Background/aim: In cirrhosis, systemic nitric oxide (NO) overproduction and hepatic NO hypoproduction lead to arterial vasodilatation and portal hypertension. The mechanisms involved in these alterations in endothelial NO synthase (eNOS)-derived NO production in hepatic and systemic vasculature remain unknown. The aim of this study was to evaluate the regulation of eNOS and its major modulators in the liver and aorta during the development of cirrhosis in rats.
Methods: Activated eNOS and Akt and expressions, and caveolin-1 (Cav-1) and scavenger receptor class B type I (SR-BI) expressions were measured before and 1, 2, 3 and 4 weeks after bile duct ligation. Plasma high-density lipoprotein (HDL) levels were measured.

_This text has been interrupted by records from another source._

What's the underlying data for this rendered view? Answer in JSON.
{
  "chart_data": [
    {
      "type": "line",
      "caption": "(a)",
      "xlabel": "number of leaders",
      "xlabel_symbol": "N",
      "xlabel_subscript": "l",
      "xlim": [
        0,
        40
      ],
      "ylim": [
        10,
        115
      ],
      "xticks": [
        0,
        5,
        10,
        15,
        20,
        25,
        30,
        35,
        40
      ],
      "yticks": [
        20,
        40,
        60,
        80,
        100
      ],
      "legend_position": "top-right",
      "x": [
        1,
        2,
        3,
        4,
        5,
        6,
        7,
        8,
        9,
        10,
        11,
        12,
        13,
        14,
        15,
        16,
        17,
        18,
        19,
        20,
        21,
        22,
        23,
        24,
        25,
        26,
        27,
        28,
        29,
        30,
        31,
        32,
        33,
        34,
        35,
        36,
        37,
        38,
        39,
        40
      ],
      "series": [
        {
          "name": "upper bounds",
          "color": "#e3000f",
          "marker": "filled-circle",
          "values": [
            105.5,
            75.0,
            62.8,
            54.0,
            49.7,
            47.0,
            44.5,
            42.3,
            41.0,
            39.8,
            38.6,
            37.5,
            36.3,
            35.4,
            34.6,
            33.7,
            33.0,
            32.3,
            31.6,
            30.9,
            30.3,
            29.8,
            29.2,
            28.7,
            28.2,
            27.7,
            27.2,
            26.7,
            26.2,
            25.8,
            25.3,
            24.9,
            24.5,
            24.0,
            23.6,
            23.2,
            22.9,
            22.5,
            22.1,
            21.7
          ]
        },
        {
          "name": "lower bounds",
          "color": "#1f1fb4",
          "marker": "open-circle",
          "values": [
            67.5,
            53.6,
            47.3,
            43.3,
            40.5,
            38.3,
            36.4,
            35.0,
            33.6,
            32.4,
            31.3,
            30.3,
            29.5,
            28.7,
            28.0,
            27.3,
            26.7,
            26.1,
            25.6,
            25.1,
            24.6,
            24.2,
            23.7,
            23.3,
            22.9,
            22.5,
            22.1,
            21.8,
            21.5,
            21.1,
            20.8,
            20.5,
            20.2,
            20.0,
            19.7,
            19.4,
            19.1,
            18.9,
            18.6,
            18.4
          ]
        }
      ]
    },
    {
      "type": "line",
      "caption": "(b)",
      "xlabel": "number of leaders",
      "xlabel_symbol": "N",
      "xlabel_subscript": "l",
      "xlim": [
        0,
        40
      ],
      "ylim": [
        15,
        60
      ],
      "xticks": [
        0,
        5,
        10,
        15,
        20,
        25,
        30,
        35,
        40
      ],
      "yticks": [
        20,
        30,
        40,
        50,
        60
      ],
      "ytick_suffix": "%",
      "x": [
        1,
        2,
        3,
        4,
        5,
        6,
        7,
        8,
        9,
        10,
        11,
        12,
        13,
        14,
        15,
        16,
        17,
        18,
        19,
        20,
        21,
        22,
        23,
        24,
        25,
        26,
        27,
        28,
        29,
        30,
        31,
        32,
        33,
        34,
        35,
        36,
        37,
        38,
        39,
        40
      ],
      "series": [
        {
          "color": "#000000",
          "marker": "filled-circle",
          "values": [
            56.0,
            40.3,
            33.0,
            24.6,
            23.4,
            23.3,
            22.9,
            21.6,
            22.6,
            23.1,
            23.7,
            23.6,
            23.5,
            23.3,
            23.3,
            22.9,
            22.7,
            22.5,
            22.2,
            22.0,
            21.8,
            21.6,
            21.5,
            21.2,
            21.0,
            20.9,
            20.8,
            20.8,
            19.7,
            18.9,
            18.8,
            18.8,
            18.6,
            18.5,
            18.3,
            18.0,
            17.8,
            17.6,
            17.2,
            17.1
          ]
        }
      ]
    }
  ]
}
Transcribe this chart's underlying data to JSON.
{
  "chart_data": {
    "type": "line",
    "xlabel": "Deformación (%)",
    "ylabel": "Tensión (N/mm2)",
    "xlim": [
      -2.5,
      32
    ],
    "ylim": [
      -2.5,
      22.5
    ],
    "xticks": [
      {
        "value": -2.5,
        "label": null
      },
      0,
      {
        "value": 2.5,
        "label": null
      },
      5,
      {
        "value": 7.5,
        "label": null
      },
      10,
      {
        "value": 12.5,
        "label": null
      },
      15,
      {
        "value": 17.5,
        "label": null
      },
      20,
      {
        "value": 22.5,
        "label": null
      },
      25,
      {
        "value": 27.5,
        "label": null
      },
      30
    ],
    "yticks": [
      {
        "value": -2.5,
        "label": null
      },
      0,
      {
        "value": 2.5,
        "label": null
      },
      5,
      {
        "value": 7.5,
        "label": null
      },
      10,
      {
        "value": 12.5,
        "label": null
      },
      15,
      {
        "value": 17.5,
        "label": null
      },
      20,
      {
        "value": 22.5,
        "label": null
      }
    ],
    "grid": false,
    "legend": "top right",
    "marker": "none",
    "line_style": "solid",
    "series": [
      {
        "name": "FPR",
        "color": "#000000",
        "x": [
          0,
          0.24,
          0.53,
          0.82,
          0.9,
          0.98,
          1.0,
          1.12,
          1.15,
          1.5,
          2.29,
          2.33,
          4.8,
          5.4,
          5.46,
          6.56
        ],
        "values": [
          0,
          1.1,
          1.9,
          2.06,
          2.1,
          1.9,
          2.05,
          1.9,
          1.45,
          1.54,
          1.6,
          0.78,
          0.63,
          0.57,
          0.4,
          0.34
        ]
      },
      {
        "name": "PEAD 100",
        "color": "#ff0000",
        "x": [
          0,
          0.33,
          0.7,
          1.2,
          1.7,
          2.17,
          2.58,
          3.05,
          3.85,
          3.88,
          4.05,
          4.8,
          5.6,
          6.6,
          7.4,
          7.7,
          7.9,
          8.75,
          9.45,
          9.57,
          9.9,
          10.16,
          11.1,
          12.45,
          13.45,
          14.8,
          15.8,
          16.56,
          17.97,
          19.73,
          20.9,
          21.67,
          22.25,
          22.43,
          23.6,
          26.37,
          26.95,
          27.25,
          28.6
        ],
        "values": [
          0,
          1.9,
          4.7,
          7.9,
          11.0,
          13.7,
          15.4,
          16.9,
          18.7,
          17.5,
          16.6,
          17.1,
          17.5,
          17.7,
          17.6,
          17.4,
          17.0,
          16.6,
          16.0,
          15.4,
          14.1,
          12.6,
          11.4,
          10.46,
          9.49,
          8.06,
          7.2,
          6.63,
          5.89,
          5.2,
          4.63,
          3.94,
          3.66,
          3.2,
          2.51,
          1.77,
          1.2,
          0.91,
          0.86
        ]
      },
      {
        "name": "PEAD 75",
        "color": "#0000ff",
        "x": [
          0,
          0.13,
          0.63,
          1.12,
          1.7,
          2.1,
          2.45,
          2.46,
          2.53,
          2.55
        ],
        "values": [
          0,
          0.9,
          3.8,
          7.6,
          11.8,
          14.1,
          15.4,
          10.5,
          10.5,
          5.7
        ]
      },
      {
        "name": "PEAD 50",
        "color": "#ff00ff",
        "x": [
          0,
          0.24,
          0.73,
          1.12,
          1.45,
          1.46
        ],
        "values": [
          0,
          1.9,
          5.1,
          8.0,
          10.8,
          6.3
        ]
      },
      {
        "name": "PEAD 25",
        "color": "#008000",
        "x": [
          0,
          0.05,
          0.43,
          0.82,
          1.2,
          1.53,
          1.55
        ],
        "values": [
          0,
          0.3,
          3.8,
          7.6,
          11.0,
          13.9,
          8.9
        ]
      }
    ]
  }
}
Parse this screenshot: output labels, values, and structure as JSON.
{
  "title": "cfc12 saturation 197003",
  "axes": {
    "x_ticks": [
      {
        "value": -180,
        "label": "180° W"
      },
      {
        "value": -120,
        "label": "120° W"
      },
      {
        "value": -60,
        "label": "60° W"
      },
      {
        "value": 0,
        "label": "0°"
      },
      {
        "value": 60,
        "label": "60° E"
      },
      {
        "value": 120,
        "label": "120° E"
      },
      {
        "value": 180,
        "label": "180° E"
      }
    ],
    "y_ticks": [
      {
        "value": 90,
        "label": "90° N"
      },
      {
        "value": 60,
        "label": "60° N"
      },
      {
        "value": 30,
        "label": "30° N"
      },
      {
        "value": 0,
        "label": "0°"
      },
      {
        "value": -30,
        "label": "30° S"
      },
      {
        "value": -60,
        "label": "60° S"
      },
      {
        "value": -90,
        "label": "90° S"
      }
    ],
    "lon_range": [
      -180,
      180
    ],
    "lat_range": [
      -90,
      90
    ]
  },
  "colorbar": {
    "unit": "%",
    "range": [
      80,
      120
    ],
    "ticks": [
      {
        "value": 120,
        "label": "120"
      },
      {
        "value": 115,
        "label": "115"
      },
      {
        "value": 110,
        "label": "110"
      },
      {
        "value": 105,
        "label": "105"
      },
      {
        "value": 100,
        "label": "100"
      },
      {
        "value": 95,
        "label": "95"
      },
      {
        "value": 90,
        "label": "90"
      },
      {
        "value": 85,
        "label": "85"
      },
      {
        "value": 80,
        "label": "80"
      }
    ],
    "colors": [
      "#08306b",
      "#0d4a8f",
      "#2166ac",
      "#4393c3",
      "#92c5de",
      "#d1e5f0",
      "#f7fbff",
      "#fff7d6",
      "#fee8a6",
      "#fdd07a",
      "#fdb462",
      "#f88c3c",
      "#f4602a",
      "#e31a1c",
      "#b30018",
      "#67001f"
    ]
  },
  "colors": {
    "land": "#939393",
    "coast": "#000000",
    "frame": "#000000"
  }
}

Results: Activated aortic eNOS increased at week 1, whereas it began to decrease at week 3 in the liver. Aortic expression of Cav-1 decreased at week 3 while hepatic expression increased by four-fold. Activated aortic Akt increased progressively while in the liver it gradually decreased during the development of cirrhosis. HDL levels decreased during the first week and decreased thereafter. The hepatic expression of SR-BI decreased.
Conclusion: This study shows that the modulation of Akt and Cav-1 is inverted in the liver and the aorta during the development of cirrhosis. In addition, decreased HDL levels may play a role in reduced hepatic eNOS activity.